Tuesday, October 21, 2014

Russian accused of hacking is arraigned in Seattle

Russian accused of hacking US businesses' computers pleads not guilty to 29 charges

Posted on Aug. 8, 2014 at 12:00 a.m. | Updated on Aug. 8, 2014 at 7:57 p.m.

SEATTLE (AP) — A Russian lawmaker’s son accused of hacking computers at hundreds of U.S. businesses and stealing credit card information pleaded not guilty to 29 charges Friday.

U.S. District Judge John L. Weinberg ordered Roman Seleznev, of Vladivostok, Russia, held without bail until a hearing Aug. 16 to consider his custody status. His trial has been set to begin Oct. 6.

A 2011 grand jury indictment alleges Seleznev stole more than 200,000 credit card numbers and sold more than 140,000 of them, generating more than $2 million in profits. Some of the victims are in Seattle, where the investigation was centered and an indictment was filed.

Seleznev was arrested last month at an airport in the Maldives and flown to the U.S. territory of Guam, where another federal judge sent him to Seattle to face the charges.

The Russian Foreign Ministry has accused the U.S. government of kidnapping Seleznev.

At the hearing Friday, he spoke through an interpreter, mostly answering “yes” or “no” to the judge’s questions. When asked if he understood the charges against him, Seleznev said, “I understand all of it, but all of it is untrue.”

Court documents say the scheme involved hacking into computers that run point-of-sale terminals in businesses and installing malware to capture credit card numbers.

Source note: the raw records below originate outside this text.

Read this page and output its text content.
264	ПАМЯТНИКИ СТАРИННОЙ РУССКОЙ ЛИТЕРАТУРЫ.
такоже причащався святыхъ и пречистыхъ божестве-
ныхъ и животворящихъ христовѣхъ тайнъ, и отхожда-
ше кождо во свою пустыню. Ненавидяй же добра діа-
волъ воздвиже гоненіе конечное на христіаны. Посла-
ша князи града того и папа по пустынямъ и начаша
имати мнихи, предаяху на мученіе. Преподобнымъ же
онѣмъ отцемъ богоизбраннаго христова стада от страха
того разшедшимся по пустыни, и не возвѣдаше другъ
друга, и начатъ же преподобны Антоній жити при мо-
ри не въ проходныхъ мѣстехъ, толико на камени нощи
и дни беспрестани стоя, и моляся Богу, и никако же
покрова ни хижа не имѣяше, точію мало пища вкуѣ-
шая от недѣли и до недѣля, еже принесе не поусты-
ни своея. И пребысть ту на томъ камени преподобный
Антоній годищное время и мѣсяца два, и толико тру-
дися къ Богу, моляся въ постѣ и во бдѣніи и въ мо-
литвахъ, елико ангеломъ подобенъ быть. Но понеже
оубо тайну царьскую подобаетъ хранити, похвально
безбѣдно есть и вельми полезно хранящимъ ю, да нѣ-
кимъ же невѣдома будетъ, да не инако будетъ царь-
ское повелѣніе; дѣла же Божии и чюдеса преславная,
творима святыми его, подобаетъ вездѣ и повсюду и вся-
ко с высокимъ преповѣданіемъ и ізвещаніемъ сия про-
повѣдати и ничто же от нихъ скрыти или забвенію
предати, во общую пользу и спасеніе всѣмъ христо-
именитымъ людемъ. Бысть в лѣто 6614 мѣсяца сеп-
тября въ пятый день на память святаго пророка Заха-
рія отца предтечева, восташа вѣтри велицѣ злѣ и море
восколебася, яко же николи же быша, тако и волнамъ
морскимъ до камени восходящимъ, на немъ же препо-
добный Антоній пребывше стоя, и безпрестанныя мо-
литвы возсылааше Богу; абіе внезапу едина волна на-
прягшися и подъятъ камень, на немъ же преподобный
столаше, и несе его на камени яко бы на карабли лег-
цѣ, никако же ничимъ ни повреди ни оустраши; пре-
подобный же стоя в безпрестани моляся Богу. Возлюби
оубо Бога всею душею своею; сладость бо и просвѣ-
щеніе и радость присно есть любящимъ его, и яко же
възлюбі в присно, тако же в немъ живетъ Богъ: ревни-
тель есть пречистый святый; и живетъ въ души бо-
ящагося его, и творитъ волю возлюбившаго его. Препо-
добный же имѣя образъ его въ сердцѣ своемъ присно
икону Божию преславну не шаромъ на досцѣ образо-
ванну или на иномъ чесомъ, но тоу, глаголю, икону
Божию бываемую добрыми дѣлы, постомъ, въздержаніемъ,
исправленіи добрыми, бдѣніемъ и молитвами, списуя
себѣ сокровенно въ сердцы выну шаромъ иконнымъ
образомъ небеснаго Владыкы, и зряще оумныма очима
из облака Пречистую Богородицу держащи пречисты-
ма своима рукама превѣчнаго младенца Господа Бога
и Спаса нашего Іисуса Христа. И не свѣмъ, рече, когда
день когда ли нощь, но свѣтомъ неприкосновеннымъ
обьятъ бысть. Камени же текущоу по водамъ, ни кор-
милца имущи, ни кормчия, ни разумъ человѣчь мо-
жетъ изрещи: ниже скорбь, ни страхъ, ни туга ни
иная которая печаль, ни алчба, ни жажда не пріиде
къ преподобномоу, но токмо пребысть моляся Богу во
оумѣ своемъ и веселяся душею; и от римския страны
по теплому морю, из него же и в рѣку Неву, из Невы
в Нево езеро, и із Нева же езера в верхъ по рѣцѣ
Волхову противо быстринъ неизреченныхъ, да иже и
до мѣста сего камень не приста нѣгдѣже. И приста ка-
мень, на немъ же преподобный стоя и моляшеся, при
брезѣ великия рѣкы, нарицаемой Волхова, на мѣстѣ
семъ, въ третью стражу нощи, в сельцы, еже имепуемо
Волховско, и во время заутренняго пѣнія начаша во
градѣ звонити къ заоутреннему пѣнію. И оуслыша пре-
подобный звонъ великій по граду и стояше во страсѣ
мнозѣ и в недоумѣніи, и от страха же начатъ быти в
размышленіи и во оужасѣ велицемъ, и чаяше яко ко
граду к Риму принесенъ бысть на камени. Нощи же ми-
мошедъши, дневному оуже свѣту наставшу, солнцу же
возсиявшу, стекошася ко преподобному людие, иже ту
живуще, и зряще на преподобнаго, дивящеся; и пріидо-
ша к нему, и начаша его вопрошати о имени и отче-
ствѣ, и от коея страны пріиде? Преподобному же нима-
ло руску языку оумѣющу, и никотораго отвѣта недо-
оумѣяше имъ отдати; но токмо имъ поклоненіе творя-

Most of the companies affected between October 2009 and February 2011 were small businesses like pizza parlors.

In a statement issued after Friday’s hearing, U.S. Attorney Jenny Durkan said distance is not an effective strategy for avoiding prosecution.

“Cyber-criminals should take heed: Distance will not protect you from the reach of justice. We will investigate, we will locate, and we will bring foreign hackers to stand trial,” Durkan said.

The 29 charges against Seleznev comprise five counts of bank fraud, eight counts of intentionally causing damage to a protected computer, eight counts of obtaining information from a protected computer without authorization, one count of possession of 15 or more stolen credit card numbers with intent to defraud, two counts of trafficking in those stolen numbers, and five counts of aggravated identify theft.

The charges carry a variety of potential penalties, with some counts punishable by up to 10 years in prison and a $250,000 fine.

Seleznev also is charged in a 2012 indictment filed in Nevada that accuses him of participating in a racketeer-influenced corrupt organization, conspiracy and possessing stolen credit card number. He is one of 55 defendants in that case.